On Sat, Aug 27, 2011 at 10:26 AM, Yakov Galka <ybungalobill_at_[hidden]> wrote:
> On Wed, Aug 24, 2011 at 22:22, Olaf van der Spek <ml_at_[hidden]> wrote:
>
>> On Wed, Aug 24, 2011 at 5:27 PM, Yakov Galka <ybungalobill_at_[hidden]>
>> wrote:
>> > 2) Yes, it treats string literals as arrays, so what? It's exactly what
>> we
>> > want.
>>
>> No, because it'll include the null terminator.
>> [...]
>> end() will point one past the terminator.
>>
>
> The two are exactly opposite.

No they're not. end() is not included in the range, so if end() points
to one past the terminator, the terminator is part of the range.
if end() points to the terminator, the terminator is not part of the range.

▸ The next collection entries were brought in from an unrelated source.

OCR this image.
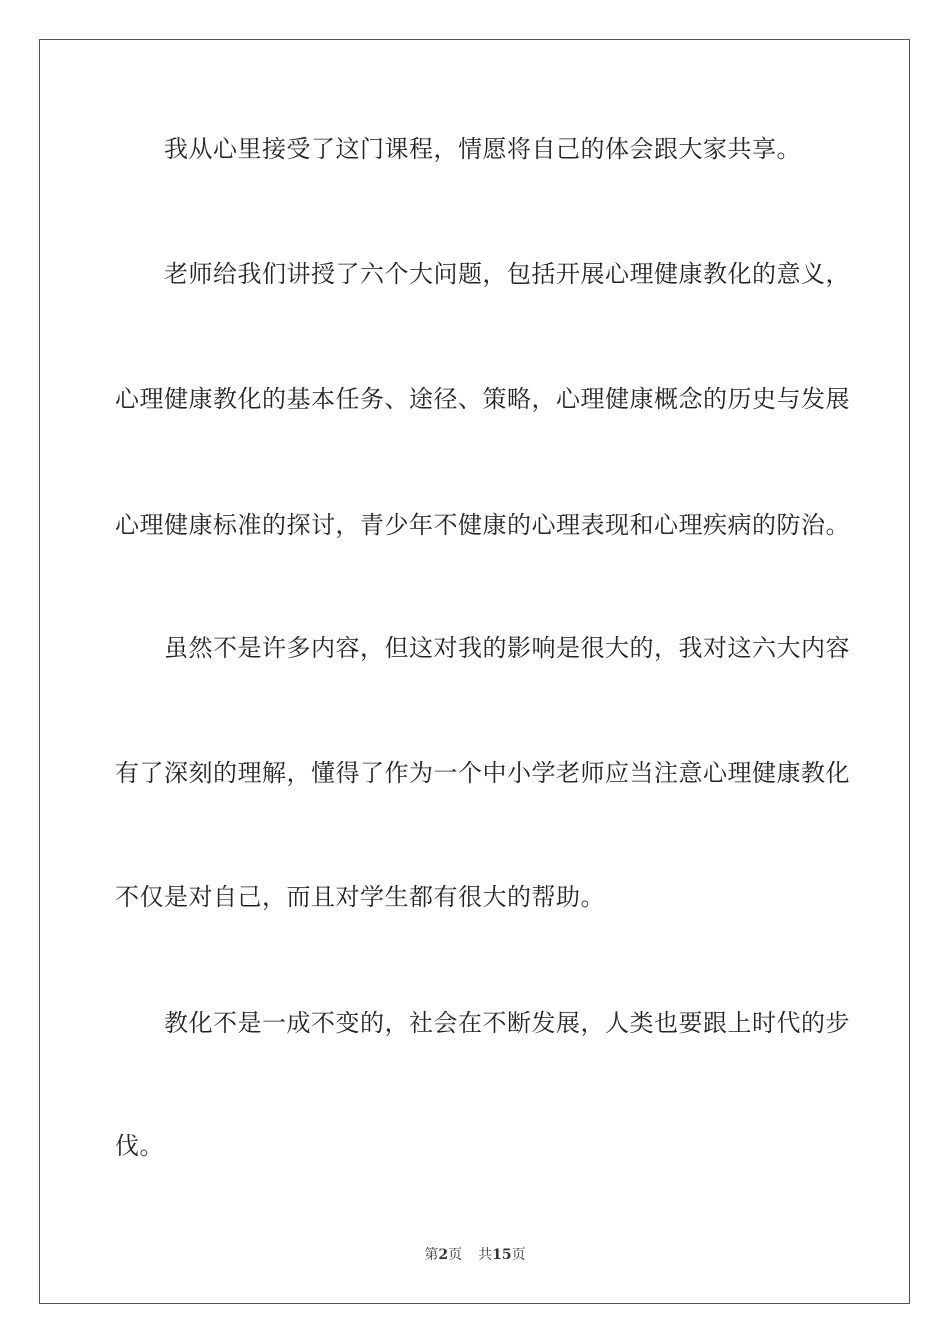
我从心里接受了这门课程，情愿将自己的体会跟大家共享。
老师给我们讲授了六个大问题，包括开展心理健康教化的意义，
心理健康教化的基本任务、途径、策略，心理健康概念的历史与发展
心理健康标准的探讨，青少年不健康的心理表现和心理疾病的防治。
虽然不是许多内容，但这对我的影响是很大的，我对这六大内容
有了深刻的理解，懂得了作为一个中小学老师应当注意心理健康教化
不仅是对自己，而且对学生都有很大的帮助。
教化不是一成不变的，社会在不断发展，人类也要跟上时代的步
伐。
第2页 共15页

> So do you want to include the null in the
> range or not?

I don't.

> It'd be nice to support 'binary' strings too.
>>
>
> I remember that you brought up this topic some time ago. However I don't
> think that you need anything special to handle binary chunks of data:
>
> typedef iterator_range<const char*> data_ref;
>
> Unlike for str_ref, this *is* a complete, working implementation.

The parameter types are usually (const void*, size_t). Not const char*.